Fundraisers will require to: Balance volume with value, identifying that higher-income donors are progressively important to sustaining offering. Construct deeper connections with young donors, offering flexible ways to consider that satisfy these donors' expectations, and offering customized journeys to address greater cancellation threats. Prioritise inclusion and cultural understanding. Donors of minority backgrounds and various faiths are leading the sector when it comes to kindness.
Explore brand-new channels, from gaming to mobilisation fulfill donors where they're currently active and in ways that donating feels comfy to them. Download the complete findings from Blue State's complementary 2025 Offering Behaviours Tracker and see a free recording of our 2026 Providing Trends webinar, which summarises the findings.
I love speaking with fundraising events about how our research is used in practice.
What would you do if, 10 years from now, 25% of your donors, the group that represents 60% of your yearly giving, suddenly could not offer? Not due to the fact that they stopped caring. Not because they disagreed with the mission. Not because they proceeded. Because they lost their careers, and the careers did not return.
Other high earning white collar functions that have actually traditionally fueled significant providing for nonprofits, independent schools, and yes, churches. AI is already reshaping work. A lot of boards are building budget plans like the donor base is an irreversible possession.

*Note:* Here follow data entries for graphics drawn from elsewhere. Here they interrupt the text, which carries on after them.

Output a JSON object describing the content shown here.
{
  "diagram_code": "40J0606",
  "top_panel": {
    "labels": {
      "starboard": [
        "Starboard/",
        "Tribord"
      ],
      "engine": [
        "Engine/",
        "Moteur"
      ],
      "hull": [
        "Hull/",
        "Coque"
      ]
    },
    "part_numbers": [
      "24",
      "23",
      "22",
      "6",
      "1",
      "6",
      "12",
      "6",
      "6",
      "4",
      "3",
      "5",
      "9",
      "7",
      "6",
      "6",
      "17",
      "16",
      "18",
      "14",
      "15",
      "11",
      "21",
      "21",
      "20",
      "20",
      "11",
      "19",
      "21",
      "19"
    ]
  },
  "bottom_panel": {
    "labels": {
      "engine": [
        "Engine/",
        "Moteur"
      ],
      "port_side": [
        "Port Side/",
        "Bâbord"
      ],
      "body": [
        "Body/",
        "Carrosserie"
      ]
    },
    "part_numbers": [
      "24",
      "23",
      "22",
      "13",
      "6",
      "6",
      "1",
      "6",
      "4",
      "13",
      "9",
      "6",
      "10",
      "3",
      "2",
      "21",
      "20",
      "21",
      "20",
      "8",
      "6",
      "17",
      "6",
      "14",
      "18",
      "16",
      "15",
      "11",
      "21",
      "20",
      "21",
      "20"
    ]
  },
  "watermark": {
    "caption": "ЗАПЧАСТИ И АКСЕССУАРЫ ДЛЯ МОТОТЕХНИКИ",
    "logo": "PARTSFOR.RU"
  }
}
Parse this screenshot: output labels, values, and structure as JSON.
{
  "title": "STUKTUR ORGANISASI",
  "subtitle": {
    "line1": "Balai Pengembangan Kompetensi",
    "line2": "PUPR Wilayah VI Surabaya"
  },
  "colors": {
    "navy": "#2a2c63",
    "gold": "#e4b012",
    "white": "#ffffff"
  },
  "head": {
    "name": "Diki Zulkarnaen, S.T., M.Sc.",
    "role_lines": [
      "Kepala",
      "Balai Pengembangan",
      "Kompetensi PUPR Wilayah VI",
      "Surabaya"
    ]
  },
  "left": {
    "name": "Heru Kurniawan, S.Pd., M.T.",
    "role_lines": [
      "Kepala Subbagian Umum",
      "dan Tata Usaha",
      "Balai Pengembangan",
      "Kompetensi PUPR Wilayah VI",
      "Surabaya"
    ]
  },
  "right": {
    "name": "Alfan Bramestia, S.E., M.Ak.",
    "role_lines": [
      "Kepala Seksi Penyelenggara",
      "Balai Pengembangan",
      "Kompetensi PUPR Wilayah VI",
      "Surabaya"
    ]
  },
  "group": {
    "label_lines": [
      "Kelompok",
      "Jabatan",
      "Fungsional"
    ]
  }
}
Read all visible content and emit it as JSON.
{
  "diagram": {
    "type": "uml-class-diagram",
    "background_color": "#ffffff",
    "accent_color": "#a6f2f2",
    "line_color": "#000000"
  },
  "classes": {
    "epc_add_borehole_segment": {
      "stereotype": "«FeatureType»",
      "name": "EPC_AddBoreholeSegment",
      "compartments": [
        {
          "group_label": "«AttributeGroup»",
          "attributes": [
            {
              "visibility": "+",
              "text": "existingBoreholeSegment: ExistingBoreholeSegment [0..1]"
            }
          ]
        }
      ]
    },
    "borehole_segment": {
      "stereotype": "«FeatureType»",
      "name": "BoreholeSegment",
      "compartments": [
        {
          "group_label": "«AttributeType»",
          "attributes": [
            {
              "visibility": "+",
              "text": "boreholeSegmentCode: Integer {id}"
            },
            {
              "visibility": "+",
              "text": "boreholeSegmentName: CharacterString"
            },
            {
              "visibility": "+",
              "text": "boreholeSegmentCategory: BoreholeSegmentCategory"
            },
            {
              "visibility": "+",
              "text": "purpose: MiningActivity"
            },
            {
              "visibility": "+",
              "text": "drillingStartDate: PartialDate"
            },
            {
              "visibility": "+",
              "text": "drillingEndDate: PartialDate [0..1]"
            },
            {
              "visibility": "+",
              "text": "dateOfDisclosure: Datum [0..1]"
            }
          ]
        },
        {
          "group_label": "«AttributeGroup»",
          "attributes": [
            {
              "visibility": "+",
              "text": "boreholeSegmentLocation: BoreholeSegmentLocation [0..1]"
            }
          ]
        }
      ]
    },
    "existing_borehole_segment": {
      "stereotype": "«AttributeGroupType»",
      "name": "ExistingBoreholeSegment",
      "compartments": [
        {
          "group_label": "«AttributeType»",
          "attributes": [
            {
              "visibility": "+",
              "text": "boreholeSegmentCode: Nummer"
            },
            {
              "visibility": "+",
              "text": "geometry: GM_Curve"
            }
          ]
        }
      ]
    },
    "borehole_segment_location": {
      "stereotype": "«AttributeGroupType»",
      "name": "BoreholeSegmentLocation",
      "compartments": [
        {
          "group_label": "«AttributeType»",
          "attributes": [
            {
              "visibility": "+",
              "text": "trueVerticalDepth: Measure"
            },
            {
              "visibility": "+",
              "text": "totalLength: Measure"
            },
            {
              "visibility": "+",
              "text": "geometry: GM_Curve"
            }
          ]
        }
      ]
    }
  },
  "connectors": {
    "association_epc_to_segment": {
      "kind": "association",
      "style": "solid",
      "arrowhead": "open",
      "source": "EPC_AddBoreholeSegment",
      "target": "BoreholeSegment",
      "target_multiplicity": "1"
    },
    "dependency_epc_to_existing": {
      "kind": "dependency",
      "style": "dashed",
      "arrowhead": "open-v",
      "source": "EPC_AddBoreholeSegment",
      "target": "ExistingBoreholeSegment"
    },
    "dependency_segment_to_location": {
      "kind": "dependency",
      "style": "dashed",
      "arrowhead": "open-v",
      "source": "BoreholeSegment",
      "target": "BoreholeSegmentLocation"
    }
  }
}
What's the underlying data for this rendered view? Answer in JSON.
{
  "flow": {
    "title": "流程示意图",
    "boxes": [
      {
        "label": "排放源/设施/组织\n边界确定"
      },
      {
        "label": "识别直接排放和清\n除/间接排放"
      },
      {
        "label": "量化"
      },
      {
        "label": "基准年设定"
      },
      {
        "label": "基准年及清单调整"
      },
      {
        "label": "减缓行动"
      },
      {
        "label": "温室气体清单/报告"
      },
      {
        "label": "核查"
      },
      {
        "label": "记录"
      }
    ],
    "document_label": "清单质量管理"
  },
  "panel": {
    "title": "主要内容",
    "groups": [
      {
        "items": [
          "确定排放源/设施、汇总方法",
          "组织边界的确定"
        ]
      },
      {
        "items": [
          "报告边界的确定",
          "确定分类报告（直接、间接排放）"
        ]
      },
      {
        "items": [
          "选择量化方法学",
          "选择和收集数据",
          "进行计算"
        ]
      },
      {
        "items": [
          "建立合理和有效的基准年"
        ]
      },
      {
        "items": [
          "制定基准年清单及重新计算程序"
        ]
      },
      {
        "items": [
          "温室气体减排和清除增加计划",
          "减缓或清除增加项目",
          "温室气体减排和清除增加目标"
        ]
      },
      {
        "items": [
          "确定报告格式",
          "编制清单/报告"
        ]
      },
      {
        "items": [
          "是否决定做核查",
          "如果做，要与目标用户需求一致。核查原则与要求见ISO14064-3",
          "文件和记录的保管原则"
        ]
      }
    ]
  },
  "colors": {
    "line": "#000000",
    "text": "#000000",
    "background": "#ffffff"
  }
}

Reimagining Your Philanthropy Framework for SuccessIt is a relationship with genuine individuals living inside a changing economy. If you lead improvement or advancement, this is among those minutes where you can prepare now or you can describe later on. Here is what you can begin doing this year so you are not worrying in 2036.
Map your leading donors by profession, industry direct exposure, and liquidity sources so you can see where you are over reliant. 2) Diversify your significant donor bench If your top giving is concentrated in a narrow set of occupations, begin constructing a pipeline in sectors that are likely to grow in an AI economy, including real possession owners, proficient trades company owner, operators, founders, and households linked to long lasting local industries.
Create a clear path from very first gift to recurring to meaningful annual support to legacy providing. Segment your donors, personalize touchpoints, and develop an interactions calendar that makes advocates feel understood.
Reimagining Your Philanthropy Framework for SuccessCreate experiences that help younger families and alumni start getting involved early. 6) Strengthen non donation earnings streams for strength Schools and nonprofits that weather interruption usually have more than one engine. Collaborations, sponsorships, property, neighborhood services, etc. This is precisely why we built Kingdom Analytics. We assist nonprofits, schools, and churches understand their donor environment and community with genuine information, so leaders can make choices with self-confidence rather of presumptions.